草思社のblog

ノンフィクション書籍を中心とする出版社・草思社のブログ。

『今日からヒラ社員のオレが会社を動かします。』刊行記念! ビジネスパーソンのための超速『鬼谷子』講座 第四回「人を動かしたあとにするべきこと」 『今日からヒラ社員のオレが会社を動かします。』高橋健太郎著

 超速『鬼谷子』講座も今回が最終回。
 最後にご紹介するのは、『鬼谷子』が教える「人を動かしたあとにするべきこと」です。

・人を動かしたら去る
 この講座でも述べてきたように、『鬼谷子』の術は、安全圏から人を動かす術です。
 ひそかに周囲を観察し、それとなく言葉を投げかけ、誰からも知られることなく、あたかも自然にそうなったかのように他人を動かすのを理想とします。

 人を動かすには何らかの「行動」が必ず伴います。
 これは避けようがありません。
 観察も周囲への言葉がけも、どんなに目立たないように行っても「行動」です。そして、そうした具体的な「行動」がある以上、周囲の人間に「あいつ、人を動かそうとしてるな」なんて知られてしまうリスクは、必ず出てきます。

 こうした状態を、『鬼谷子』は「陽」(日の当たる状態)と呼んで危険視します。
 もちろん、『鬼谷子』では、こうした避けがたい「陽」の状態においても、なおかつ、人に知られるリスクを最小限化する技術もまた説いてます。

 ただし、『鬼谷子』がもっとも重視するのは、なによりも「陽」の状態から一刻も早く去ることです。つまり、人を動かしたら、すぐに目立たない場所に消える。
 これが鉄則なのです。

・虚栄心が身を滅ぼす
 人を動かすのに成功した人間が、もっとも陥りがちな罠。
 それは「あの人を動かしたのは、実はオレなんだ」などと吹聴して回ることです。
 動かしたのが難しい相手であればあるほど、それによって得られる功績が大きければ大きいほど、人はどうしても、それが自分の手柄であることを周囲にアピールしたくなってしまうもの。

 しかし、『鬼谷子』的にいえば、それこそがもっとも危険な行為なのです。
 なぜか?
 周囲の心情面と情勢面に次のようなリスクが生まれるからです。

1,(心情面のリスク)功績は周囲の嫉妬を生む
 嫉妬は必ずその人を引きずり降ろします。必ず将来禍根になるのです。

2,(情勢面のリスク)功績はその人間をキーパーソンにする
 功績のある人間は、一目置かれます。つまり、周囲から注目されるようになり、「陽」の状態から抜け出せなくなるのです。
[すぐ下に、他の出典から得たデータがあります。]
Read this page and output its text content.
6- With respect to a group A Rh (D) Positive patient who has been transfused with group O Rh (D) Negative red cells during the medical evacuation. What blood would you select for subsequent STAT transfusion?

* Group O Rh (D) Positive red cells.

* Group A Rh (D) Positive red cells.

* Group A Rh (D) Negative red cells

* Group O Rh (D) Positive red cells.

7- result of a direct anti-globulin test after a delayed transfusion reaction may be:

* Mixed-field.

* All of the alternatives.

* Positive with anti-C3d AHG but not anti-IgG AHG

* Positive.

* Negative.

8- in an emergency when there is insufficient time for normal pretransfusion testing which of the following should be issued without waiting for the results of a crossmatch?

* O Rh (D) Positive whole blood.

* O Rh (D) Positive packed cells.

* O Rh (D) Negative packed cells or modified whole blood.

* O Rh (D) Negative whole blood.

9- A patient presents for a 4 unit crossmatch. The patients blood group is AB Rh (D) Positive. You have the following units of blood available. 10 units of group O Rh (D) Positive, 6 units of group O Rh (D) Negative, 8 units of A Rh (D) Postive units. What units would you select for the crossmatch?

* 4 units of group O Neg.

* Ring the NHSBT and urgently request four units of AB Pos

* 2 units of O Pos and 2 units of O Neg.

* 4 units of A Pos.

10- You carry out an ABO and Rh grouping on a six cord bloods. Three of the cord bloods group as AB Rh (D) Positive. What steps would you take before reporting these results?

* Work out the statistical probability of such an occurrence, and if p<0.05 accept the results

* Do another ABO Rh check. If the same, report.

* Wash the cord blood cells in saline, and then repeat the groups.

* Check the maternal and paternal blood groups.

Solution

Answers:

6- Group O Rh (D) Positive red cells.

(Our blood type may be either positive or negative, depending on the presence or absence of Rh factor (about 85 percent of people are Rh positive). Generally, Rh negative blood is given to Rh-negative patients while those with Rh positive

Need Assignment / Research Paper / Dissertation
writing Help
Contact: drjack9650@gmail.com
 周囲から注目されて一挙手一投足が注目され、しかも嫉妬までされるという得意絶頂の状態こそ、失敗の谷へ転落するまであと一歩。

 この最低の状態をなんとしても避けるというのが、安全圏から人を動かすために、最後に行わなければいけない『鬼谷子』の術の総仕上げなのです。そのための方法には、例えば次のようなものが考えられるでしょう。

1,物理的に、あるいは心理的にその場を去る
2,功績を人に譲る
3,逆に「成功ではない」と吹聴する

・「転円」こそ究極
 いずれにせよ、『鬼谷子』では、人を動かすには「自然であること」がもっとも大事であると説きます。
 状況を見て人を動かし、成功したのなら成功を観察して動き、失敗したのなら失敗を観察してまた動く。これを自然と流れるように淡々と行っていく。
 これこそが『鬼谷子』の説く究極の境地である「転円」です。

 その動きの自然さが極まれば、自然さに紛れて誰が誰を動かしたのかすら、周囲にわからなくなります。
 周囲から見たときに「何かわからないけど、あの人が急に動き出して事態が進展した」、そんな印象しか残らないような人の動かし方を目指すのが『鬼谷子』の術なのです。